Hace unos días, un sábado concretamente, un amigo me comentó que el domingo por la mañana iría a correr una maratón popular solidaria de 10 kilómetros. La solidaridad no provenía precisamente de hacer el esfuerzo de correr --ya saben que hay quien se hace sufrir como penitencia, en cierto modo para implorar el perdón por los pecados ajenos--, sino de pagar por correr. En este caso, todo aquel que se inscribía como participante debía abonar a los organizadores 10 euros destinados a un fin solidario, creo que al Banco de Alimentos.

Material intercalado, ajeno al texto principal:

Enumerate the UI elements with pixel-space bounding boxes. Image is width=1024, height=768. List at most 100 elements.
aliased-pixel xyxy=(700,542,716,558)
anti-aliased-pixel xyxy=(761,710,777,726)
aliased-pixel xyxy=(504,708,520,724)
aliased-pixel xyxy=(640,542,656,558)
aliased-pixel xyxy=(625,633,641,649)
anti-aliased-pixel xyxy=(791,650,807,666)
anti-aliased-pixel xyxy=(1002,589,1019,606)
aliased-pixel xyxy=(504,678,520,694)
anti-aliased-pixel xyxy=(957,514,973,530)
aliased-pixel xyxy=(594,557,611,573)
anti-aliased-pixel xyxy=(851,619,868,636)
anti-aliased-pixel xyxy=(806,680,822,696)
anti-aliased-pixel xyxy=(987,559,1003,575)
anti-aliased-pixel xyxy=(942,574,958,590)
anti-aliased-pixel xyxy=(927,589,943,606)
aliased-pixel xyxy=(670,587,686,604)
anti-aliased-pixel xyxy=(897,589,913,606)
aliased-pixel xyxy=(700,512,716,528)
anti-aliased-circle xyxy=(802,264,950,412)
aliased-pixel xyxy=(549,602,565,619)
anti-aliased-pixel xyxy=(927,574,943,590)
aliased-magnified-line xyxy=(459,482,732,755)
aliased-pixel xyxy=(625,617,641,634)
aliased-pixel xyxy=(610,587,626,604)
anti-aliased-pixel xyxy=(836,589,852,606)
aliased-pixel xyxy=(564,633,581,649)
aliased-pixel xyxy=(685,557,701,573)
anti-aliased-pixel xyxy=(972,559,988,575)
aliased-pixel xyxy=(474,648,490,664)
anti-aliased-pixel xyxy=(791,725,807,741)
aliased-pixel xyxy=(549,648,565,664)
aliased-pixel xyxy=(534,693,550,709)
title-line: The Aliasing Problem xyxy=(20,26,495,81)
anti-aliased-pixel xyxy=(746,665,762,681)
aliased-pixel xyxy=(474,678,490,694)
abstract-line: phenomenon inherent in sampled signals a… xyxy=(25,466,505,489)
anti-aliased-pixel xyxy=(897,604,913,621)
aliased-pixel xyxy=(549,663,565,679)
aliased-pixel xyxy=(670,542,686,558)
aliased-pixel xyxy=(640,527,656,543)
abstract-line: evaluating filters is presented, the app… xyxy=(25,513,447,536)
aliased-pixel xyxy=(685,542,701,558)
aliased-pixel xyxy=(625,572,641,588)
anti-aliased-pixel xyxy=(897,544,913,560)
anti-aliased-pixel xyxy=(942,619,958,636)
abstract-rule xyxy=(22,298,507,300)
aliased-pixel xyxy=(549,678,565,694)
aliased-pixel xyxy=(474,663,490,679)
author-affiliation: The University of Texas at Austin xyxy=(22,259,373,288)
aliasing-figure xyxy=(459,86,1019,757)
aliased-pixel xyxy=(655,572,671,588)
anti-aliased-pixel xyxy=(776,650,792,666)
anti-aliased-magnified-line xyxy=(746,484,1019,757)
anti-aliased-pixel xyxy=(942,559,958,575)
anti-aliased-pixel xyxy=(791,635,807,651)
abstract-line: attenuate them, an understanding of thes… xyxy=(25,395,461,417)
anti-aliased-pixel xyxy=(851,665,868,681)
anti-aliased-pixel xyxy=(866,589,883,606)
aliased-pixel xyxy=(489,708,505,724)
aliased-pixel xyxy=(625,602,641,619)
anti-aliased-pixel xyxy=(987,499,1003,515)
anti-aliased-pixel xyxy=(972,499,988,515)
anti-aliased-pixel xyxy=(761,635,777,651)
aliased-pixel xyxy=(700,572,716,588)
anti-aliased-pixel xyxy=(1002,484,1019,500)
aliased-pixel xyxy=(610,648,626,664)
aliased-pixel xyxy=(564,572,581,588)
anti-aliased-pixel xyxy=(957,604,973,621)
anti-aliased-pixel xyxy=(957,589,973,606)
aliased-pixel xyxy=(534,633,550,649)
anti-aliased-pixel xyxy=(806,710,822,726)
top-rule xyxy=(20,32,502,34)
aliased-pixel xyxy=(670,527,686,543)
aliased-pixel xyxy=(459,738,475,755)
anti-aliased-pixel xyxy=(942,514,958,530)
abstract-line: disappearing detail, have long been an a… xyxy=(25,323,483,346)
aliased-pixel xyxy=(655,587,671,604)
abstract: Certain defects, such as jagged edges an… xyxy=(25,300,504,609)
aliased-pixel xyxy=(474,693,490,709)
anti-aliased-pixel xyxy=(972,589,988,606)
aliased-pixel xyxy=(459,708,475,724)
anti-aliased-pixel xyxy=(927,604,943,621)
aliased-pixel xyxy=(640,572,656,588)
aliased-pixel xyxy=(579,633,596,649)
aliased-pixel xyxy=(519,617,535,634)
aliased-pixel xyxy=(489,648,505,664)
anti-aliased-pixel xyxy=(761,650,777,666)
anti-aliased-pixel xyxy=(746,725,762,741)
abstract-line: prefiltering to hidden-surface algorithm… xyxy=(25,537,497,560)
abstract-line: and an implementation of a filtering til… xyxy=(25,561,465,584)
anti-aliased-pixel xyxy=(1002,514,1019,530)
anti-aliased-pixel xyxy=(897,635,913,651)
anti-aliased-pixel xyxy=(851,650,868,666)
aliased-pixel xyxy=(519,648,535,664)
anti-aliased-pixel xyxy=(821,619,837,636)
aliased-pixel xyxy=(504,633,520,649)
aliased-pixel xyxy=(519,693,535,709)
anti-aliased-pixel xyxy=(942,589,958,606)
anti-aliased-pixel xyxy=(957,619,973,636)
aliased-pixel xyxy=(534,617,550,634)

Supongo que este amigo mío llegaría el domingo a la Plaza de Santa María, lugar donde debían concentrarse los corredores, echaría sus chascarrillos bajo el frío mañanero con varios conocidos y algún desconocido, y luego a correr como un jabato esos 10.000 metros por las calles de Cáceres.

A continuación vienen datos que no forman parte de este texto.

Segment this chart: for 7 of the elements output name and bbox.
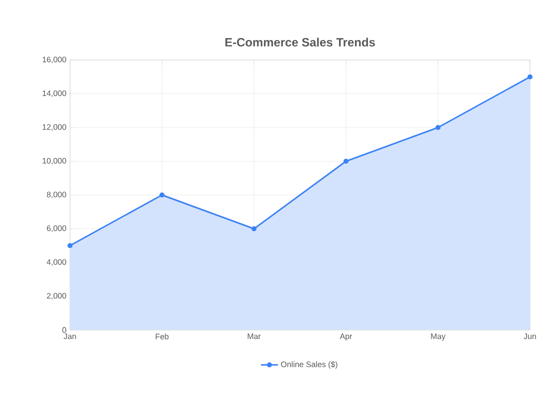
chart-title: E-Commerce Sales Trends	[225, 38, 375, 47]
point	[527, 74, 533, 80]
point	[159, 192, 165, 198]
point	[251, 226, 257, 232]
point	[67, 243, 73, 248]
point	[435, 124, 441, 130]
point	[343, 158, 349, 164]
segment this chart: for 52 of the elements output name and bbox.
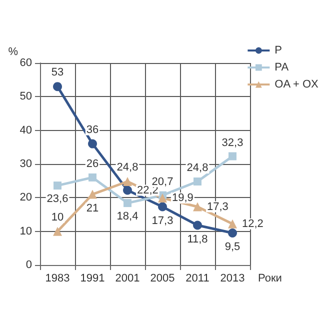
point: [193, 220, 202, 230]
y-tick-label: 30: [20, 158, 32, 170]
data-label: 12,2: [242, 218, 264, 230]
point: [124, 199, 132, 208]
point: [228, 219, 237, 228]
data-label: 17,3: [207, 200, 228, 213]
data-label: 18,4: [116, 210, 138, 223]
point: [53, 226, 62, 236]
y-axis-title: %: [8, 46, 18, 58]
data-label: 11,8: [187, 233, 208, 246]
point: [53, 82, 62, 92]
point: [123, 177, 132, 186]
y-tick-label: 50: [20, 90, 32, 103]
x-tick-label: 2013: [220, 272, 245, 284]
point: [158, 202, 167, 212]
data-label: 23,6: [46, 193, 68, 206]
data-label: 20,7: [152, 176, 174, 188]
data-label: 26: [86, 158, 99, 170]
point: [228, 228, 237, 238]
x-tick-label: 1983: [45, 272, 70, 284]
legend-label: PA: [274, 62, 290, 74]
point: [88, 190, 97, 199]
point: [54, 182, 62, 190]
legend-label: OA + OX: [274, 78, 320, 90]
point: [228, 152, 236, 160]
y-tick-label: 60: [20, 57, 32, 69]
data-label: 19,9: [172, 192, 194, 204]
point: [193, 202, 202, 212]
data-label: 9,5: [224, 241, 240, 254]
legend-label: P: [274, 44, 282, 56]
point: [123, 186, 132, 195]
point: [88, 173, 96, 182]
point: [88, 139, 97, 148]
point: [194, 178, 202, 186]
data-label: 32,3: [222, 136, 244, 149]
data-label: 24,8: [186, 162, 208, 174]
x-tick-label: 1991: [80, 272, 105, 284]
x-tick-label: 2011: [186, 272, 210, 284]
data-label: 21: [86, 202, 99, 214]
y-tick-label: 0: [26, 259, 32, 271]
data-label: 24,8: [116, 162, 138, 174]
x-tick-label: 2005: [150, 272, 175, 284]
point: [158, 194, 167, 203]
data-label: 10: [51, 211, 64, 224]
y-tick-label: 10: [20, 225, 32, 238]
x-tick-label: 2001: [115, 272, 140, 284]
data-label: 36: [86, 124, 99, 136]
y-tick-label: 40: [20, 124, 32, 136]
x-axis-title: Роки: [258, 272, 282, 284]
y-tick-label: 20: [20, 192, 32, 204]
data-label: 53: [51, 66, 64, 79]
data-label: 17,3: [152, 214, 174, 227]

Otra iniciativa solidaria que aplaudo por original es la puesta en marcha por la empresa de autobuses urbanos Subus y el Ayuntamiento de Cáceres, invitando a los viajeros a comprar tiques solidarios que generarán una recaudación de dinero destinada a familias necesitadas. De esta campaña, como de otras muchas, hay que resaltar el hecho de que los ciudadanos solidarizados se mantienen en el anonimato.

Hace poco supe por El Periódico que en un conocido hotel de Cáceres se habían reunido numeras personas para celebrar una cena solidaria. En este caso el evento consistía en sentarse a una mesa, comer un menú determinado y pagar una cantidad destinada a un fin benéfico. Supongo que los asistentes acudirían vestidos de gala y se echarían a la charla sobre la falta que hacen todo tipo de actos solidarios, porque hay gente que lo está pasando muy mal. Sin embargo esas cenas se contradicen con su propio fin. Todo lo contrario al maratón y tiquebús solidarios.

Sí, hay gente que lo está pasando realmente mal, pero tampoco se merecen una solidaridad desvirtuada, que precisamente se convierte en sobresolidaridad coyuntural estos días de Navidad, cuando emerge ingentemente una hipócrita caridad popular.